A few days ago writer Paul Blest reality-checked Democrats about January 6. As repulsive as it was, and as much as Republicans deserve to pay a political penalty for embracing the guy who incited it, there’s no evidence that the electorate particularly cares about it now. At least not so much that it’s going to get voters to lay aside their concerns about inflation, school closures, the Afghanistan debacle, federal spending, and a dozen other issues and vote D instead.

January 6, 2021, could have been much, much worse than it was, and it could still be the predecessor to something worse. But it was not the Civil War; contrary to the claims of Hill reporters and Lincoln Project bloviators, it wasn’t even 9/11. And a year after Trump supporters rioted the Capitol and temporarily delayed Congressional certification of Joe Biden’s election victory, it currently looks as though voters in the midterm elections coming up this year really don’t care…

January 6 cannot be the Democrats’ primary campaign theme this year, and it cannot be a fallback option if the Democrats don’t pass any of Biden’s agenda, if the child tax credit permanently dies and student loans are resumed, and if the Biden administration doesn’t end the pandemic as we know it or at least get a better handle on it. If the Democrats want to put themselves in the best possible position to win the election and ensure whatever it is we have left of democracy survives for a few more years, they’re going to have to do it the old-fashioned way—talking to voters about the ways in which Democratic control has made and will continue to make their lives better. But before they talk about it, they have to have something to show.

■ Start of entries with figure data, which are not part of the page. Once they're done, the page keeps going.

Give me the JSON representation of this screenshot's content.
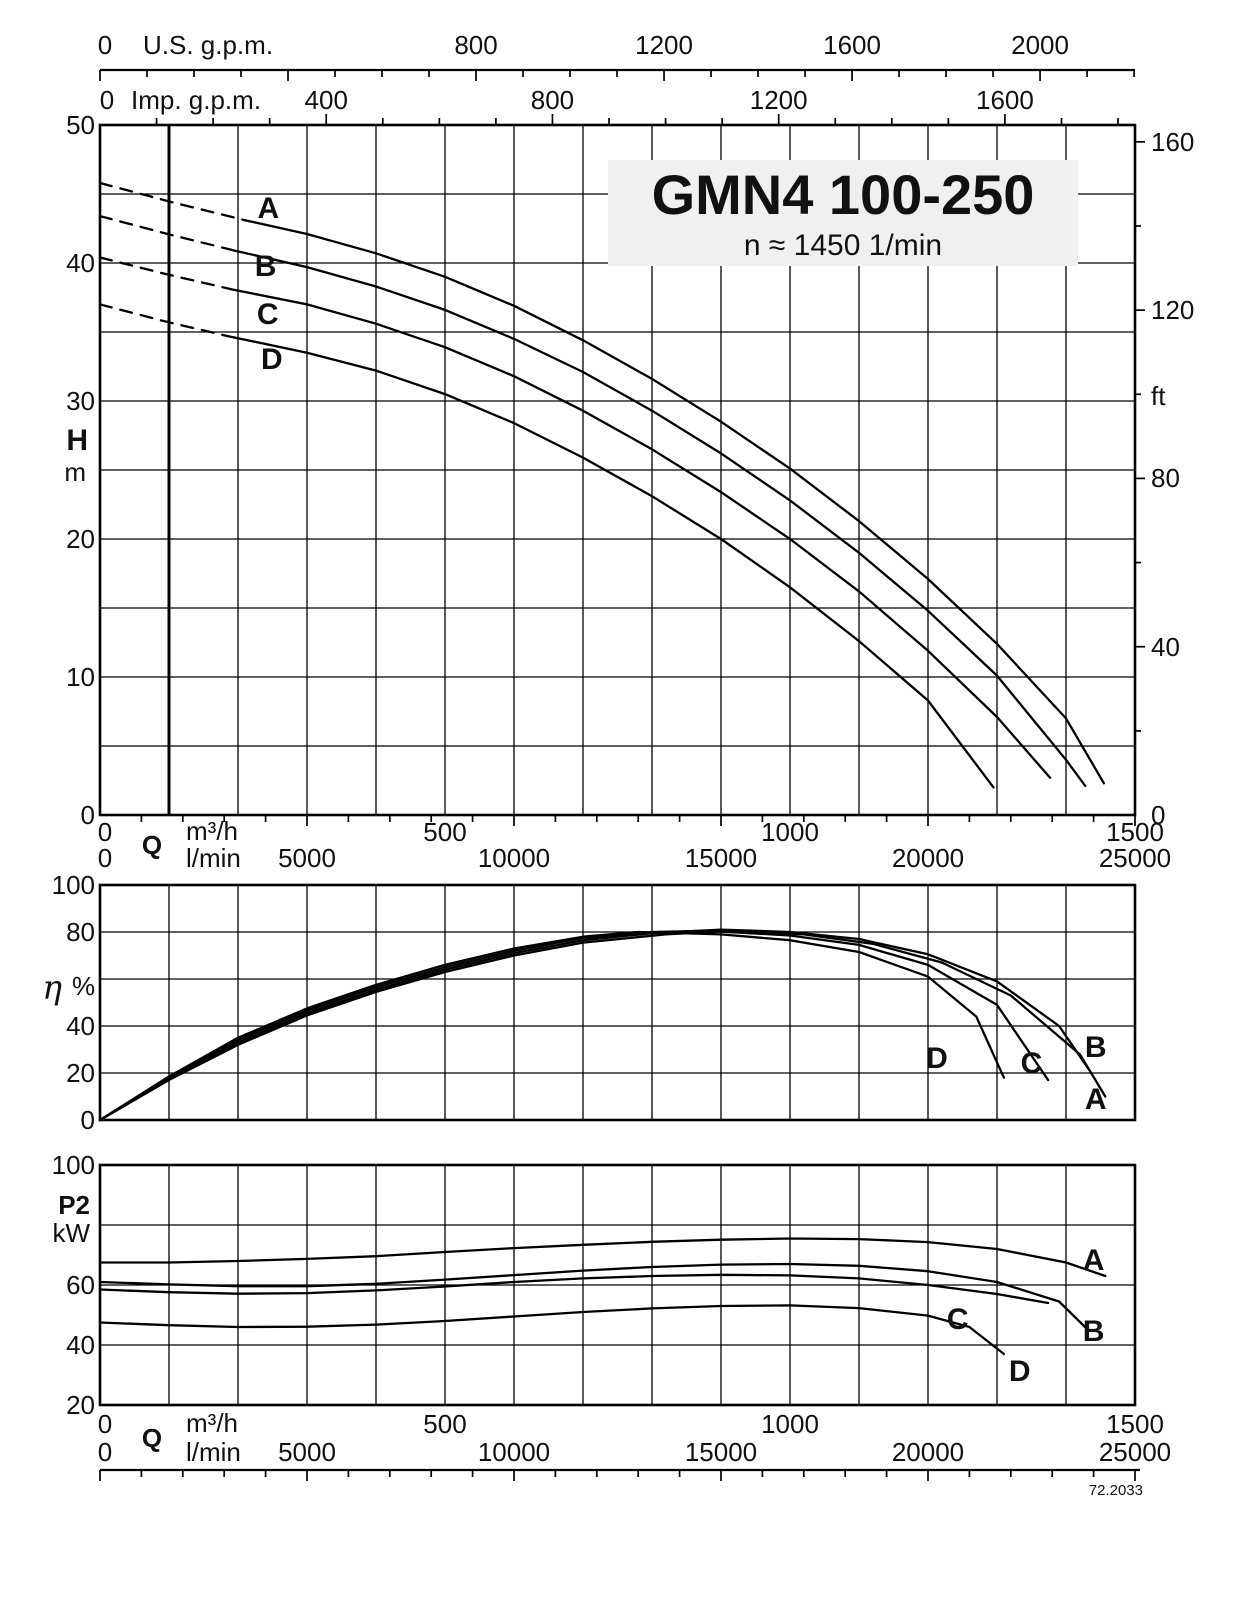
{
  "page": {
    "code": "72.2033"
  },
  "chart_data": [
    {
      "id": "head-capacity",
      "type": "line",
      "title": "GMN4 100-250",
      "subtitle": "n ≈ 1450 1/min",
      "x_top": [
        {
          "unit": "U.S. g.p.m.",
          "ticks": [
            0,
            800,
            1200,
            1600,
            2000
          ],
          "range": [
            0,
            2202
          ]
        },
        {
          "unit": "Imp. g.p.m.",
          "ticks": [
            0,
            400,
            800,
            1200,
            1600
          ],
          "range": [
            0,
            1830
          ]
        }
      ],
      "x_bottom": {
        "q_label": "Q",
        "unit_m3h": "m³/h",
        "unit_lmin": "l/min",
        "ticks_m3h": [
          0,
          500,
          1000,
          1500
        ],
        "ticks_lmin": [
          0,
          5000,
          10000,
          15000,
          20000,
          25000
        ],
        "range_m3h": [
          0,
          1500
        ]
      },
      "y_left": {
        "label": "H",
        "unit": "m",
        "ticks": [
          50,
          40,
          30,
          20,
          10,
          0
        ],
        "range": [
          0,
          50
        ],
        "grid_step": 5
      },
      "y_right": {
        "unit": "ft",
        "ticks": [
          160,
          120,
          80,
          40,
          0
        ],
        "range": [
          0,
          164
        ]
      },
      "series": [
        {
          "name": "A",
          "dash": [
            [
              0,
              45.8
            ],
            [
              105,
              44.4
            ],
            [
              210,
              43.1
            ]
          ],
          "points": [
            [
              210,
              43.1
            ],
            [
              300,
              42.1
            ],
            [
              400,
              40.7
            ],
            [
              500,
              39
            ],
            [
              600,
              36.9
            ],
            [
              700,
              34.4
            ],
            [
              800,
              31.6
            ],
            [
              900,
              28.5
            ],
            [
              1000,
              25.1
            ],
            [
              1100,
              21.3
            ],
            [
              1200,
              17.1
            ],
            [
              1300,
              12.4
            ],
            [
              1400,
              7
            ],
            [
              1455,
              2.3
            ]
          ]
        },
        {
          "name": "B",
          "dash": [
            [
              0,
              43.4
            ],
            [
              98,
              42.1
            ],
            [
              195,
              40.9
            ]
          ],
          "points": [
            [
              195,
              40.9
            ],
            [
              300,
              39.7
            ],
            [
              400,
              38.3
            ],
            [
              500,
              36.6
            ],
            [
              600,
              34.5
            ],
            [
              700,
              32.1
            ],
            [
              800,
              29.3
            ],
            [
              900,
              26.2
            ],
            [
              1000,
              22.8
            ],
            [
              1100,
              19
            ],
            [
              1200,
              14.8
            ],
            [
              1300,
              10.1
            ],
            [
              1400,
              4
            ],
            [
              1428,
              2.1
            ]
          ]
        },
        {
          "name": "C",
          "dash": [
            [
              0,
              40.4
            ],
            [
              95,
              39.2
            ],
            [
              190,
              38.1
            ]
          ],
          "points": [
            [
              190,
              38.1
            ],
            [
              300,
              37
            ],
            [
              400,
              35.6
            ],
            [
              500,
              33.9
            ],
            [
              600,
              31.8
            ],
            [
              700,
              29.3
            ],
            [
              800,
              26.5
            ],
            [
              900,
              23.4
            ],
            [
              1000,
              20
            ],
            [
              1100,
              16.2
            ],
            [
              1200,
              11.9
            ],
            [
              1300,
              7.1
            ],
            [
              1377,
              2.7
            ]
          ]
        },
        {
          "name": "D",
          "dash": [
            [
              0,
              37
            ],
            [
              92,
              35.8
            ],
            [
              185,
              34.7
            ]
          ],
          "points": [
            [
              185,
              34.7
            ],
            [
              300,
              33.5
            ],
            [
              400,
              32.2
            ],
            [
              500,
              30.5
            ],
            [
              600,
              28.4
            ],
            [
              700,
              25.9
            ],
            [
              800,
              23.1
            ],
            [
              900,
              20
            ],
            [
              1000,
              16.5
            ],
            [
              1100,
              12.6
            ],
            [
              1200,
              8.3
            ],
            [
              1295,
              2
            ]
          ]
        }
      ],
      "curve_labels": [
        {
          "text": "A",
          "q": 244,
          "v": 43.9
        },
        {
          "text": "B",
          "q": 240,
          "v": 39.7
        },
        {
          "text": "C",
          "q": 243,
          "v": 36.2
        },
        {
          "text": "D",
          "q": 249,
          "v": 33.0
        }
      ]
    },
    {
      "id": "efficiency",
      "type": "line",
      "y_left": {
        "label": "η",
        "unit": "%",
        "ticks": [
          100,
          80,
          40,
          20,
          0
        ],
        "range": [
          0,
          100
        ],
        "grid_step": 20
      },
      "series": [
        {
          "name": "A",
          "points": [
            [
              0,
              0
            ],
            [
              100,
              17
            ],
            [
              200,
              32
            ],
            [
              300,
              44.5
            ],
            [
              400,
              54.5
            ],
            [
              500,
              63
            ],
            [
              600,
              70
            ],
            [
              700,
              75.5
            ],
            [
              820,
              79
            ],
            [
              920,
              80.5
            ],
            [
              1020,
              79
            ],
            [
              1120,
              75
            ],
            [
              1220,
              67
            ],
            [
              1320,
              53
            ],
            [
              1420,
              28
            ],
            [
              1457,
              10
            ]
          ]
        },
        {
          "name": "B",
          "points": [
            [
              0,
              0
            ],
            [
              100,
              17.5
            ],
            [
              200,
              33
            ],
            [
              300,
              45.5
            ],
            [
              400,
              55.5
            ],
            [
              500,
              64
            ],
            [
              600,
              71
            ],
            [
              700,
              76.5
            ],
            [
              800,
              79.5
            ],
            [
              900,
              81
            ],
            [
              1000,
              80
            ],
            [
              1100,
              77
            ],
            [
              1200,
              70.5
            ],
            [
              1300,
              59
            ],
            [
              1390,
              40
            ],
            [
              1432,
              22
            ]
          ]
        },
        {
          "name": "C",
          "points": [
            [
              0,
              0
            ],
            [
              100,
              18
            ],
            [
              200,
              34
            ],
            [
              300,
              46.5
            ],
            [
              400,
              56.5
            ],
            [
              500,
              65
            ],
            [
              600,
              72
            ],
            [
              700,
              77.5
            ],
            [
              800,
              80
            ],
            [
              880,
              80.5
            ],
            [
              1000,
              78.5
            ],
            [
              1100,
              74.5
            ],
            [
              1200,
              66
            ],
            [
              1300,
              49
            ],
            [
              1374,
              17
            ]
          ]
        },
        {
          "name": "D",
          "points": [
            [
              0,
              0
            ],
            [
              100,
              18.5
            ],
            [
              200,
              35
            ],
            [
              300,
              47.5
            ],
            [
              400,
              57.5
            ],
            [
              500,
              66
            ],
            [
              600,
              73
            ],
            [
              700,
              78
            ],
            [
              780,
              80
            ],
            [
              900,
              79
            ],
            [
              1000,
              76.5
            ],
            [
              1100,
              71.5
            ],
            [
              1200,
              61
            ],
            [
              1270,
              44
            ],
            [
              1310,
              18
            ]
          ]
        }
      ],
      "curve_labels": [
        {
          "text": "D",
          "q": 1213,
          "v": 26
        },
        {
          "text": "C",
          "q": 1350,
          "v": 24
        },
        {
          "text": "B",
          "q": 1443,
          "v": 30.5
        },
        {
          "text": "A",
          "q": 1443,
          "v": 8.5
        }
      ]
    },
    {
      "id": "power",
      "type": "line",
      "y_left": {
        "label": "P2",
        "unit": "kW",
        "ticks": [
          100,
          60,
          40,
          20
        ],
        "range": [
          20,
          100
        ],
        "grid_step": 20
      },
      "x_bottom": {
        "q_label": "Q",
        "unit_m3h": "m³/h",
        "unit_lmin": "l/min",
        "ticks_m3h": [
          0,
          500,
          1000,
          1500
        ],
        "ticks_lmin": [
          0,
          5000,
          10000,
          15000,
          20000,
          25000
        ],
        "range_m3h": [
          0,
          1500
        ]
      },
      "series": [
        {
          "name": "A",
          "points": [
            [
              0,
              67.5
            ],
            [
              100,
              67.5
            ],
            [
              200,
              68
            ],
            [
              300,
              68.7
            ],
            [
              400,
              69.6
            ],
            [
              500,
              71
            ],
            [
              600,
              72.3
            ],
            [
              700,
              73.4
            ],
            [
              800,
              74.4
            ],
            [
              900,
              75.1
            ],
            [
              1000,
              75.5
            ],
            [
              1100,
              75.3
            ],
            [
              1200,
              74.3
            ],
            [
              1300,
              72
            ],
            [
              1400,
              67.5
            ],
            [
              1457,
              63
            ]
          ]
        },
        {
          "name": "B",
          "points": [
            [
              0,
              61
            ],
            [
              100,
              60.2
            ],
            [
              200,
              59.6
            ],
            [
              300,
              59.6
            ],
            [
              400,
              60.4
            ],
            [
              500,
              61.8
            ],
            [
              600,
              63.3
            ],
            [
              700,
              64.8
            ],
            [
              800,
              66
            ],
            [
              900,
              66.8
            ],
            [
              1000,
              67
            ],
            [
              1100,
              66.4
            ],
            [
              1200,
              64.6
            ],
            [
              1300,
              61
            ],
            [
              1390,
              54.5
            ],
            [
              1432,
              45
            ]
          ]
        },
        {
          "name": "C",
          "points": [
            [
              0,
              58.5
            ],
            [
              100,
              57.6
            ],
            [
              200,
              57.1
            ],
            [
              300,
              57.3
            ],
            [
              400,
              58.2
            ],
            [
              500,
              59.5
            ],
            [
              600,
              61
            ],
            [
              700,
              62.2
            ],
            [
              800,
              63
            ],
            [
              900,
              63.4
            ],
            [
              1000,
              63.2
            ],
            [
              1100,
              62.2
            ],
            [
              1200,
              60
            ],
            [
              1300,
              57
            ],
            [
              1374,
              54
            ]
          ]
        },
        {
          "name": "D",
          "points": [
            [
              0,
              47.5
            ],
            [
              100,
              46.6
            ],
            [
              200,
              46
            ],
            [
              300,
              46.1
            ],
            [
              400,
              46.8
            ],
            [
              500,
              48
            ],
            [
              600,
              49.5
            ],
            [
              700,
              51
            ],
            [
              800,
              52.2
            ],
            [
              900,
              53
            ],
            [
              1000,
              53.2
            ],
            [
              1100,
              52.3
            ],
            [
              1200,
              49.8
            ],
            [
              1260,
              46
            ],
            [
              1310,
              37
            ]
          ]
        }
      ],
      "curve_labels": [
        {
          "text": "A",
          "q": 1440,
          "v": 68
        },
        {
          "text": "C",
          "q": 1243,
          "v": 48.5
        },
        {
          "text": "B",
          "q": 1440,
          "v": 44.5
        },
        {
          "text": "D",
          "q": 1333,
          "v": 31
        }
      ]
    }
  ]
}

Popular opinion about the GOP has actually improved across all three partisan groups since January 6:

Meanwhile, since July, opinion about the January 6 committee has declined, although the committee still enjoys majority support among Dems and plurality support among independents. But “plurality support among independents” on an issue which most voters don’t regard as salient isn’t the way you hold off a massive red wave in House races. Yet, if you believe CNN, Democrats are going to try.

Oh well. That’s what happens when you’re bad at policy and really, really bad at politics.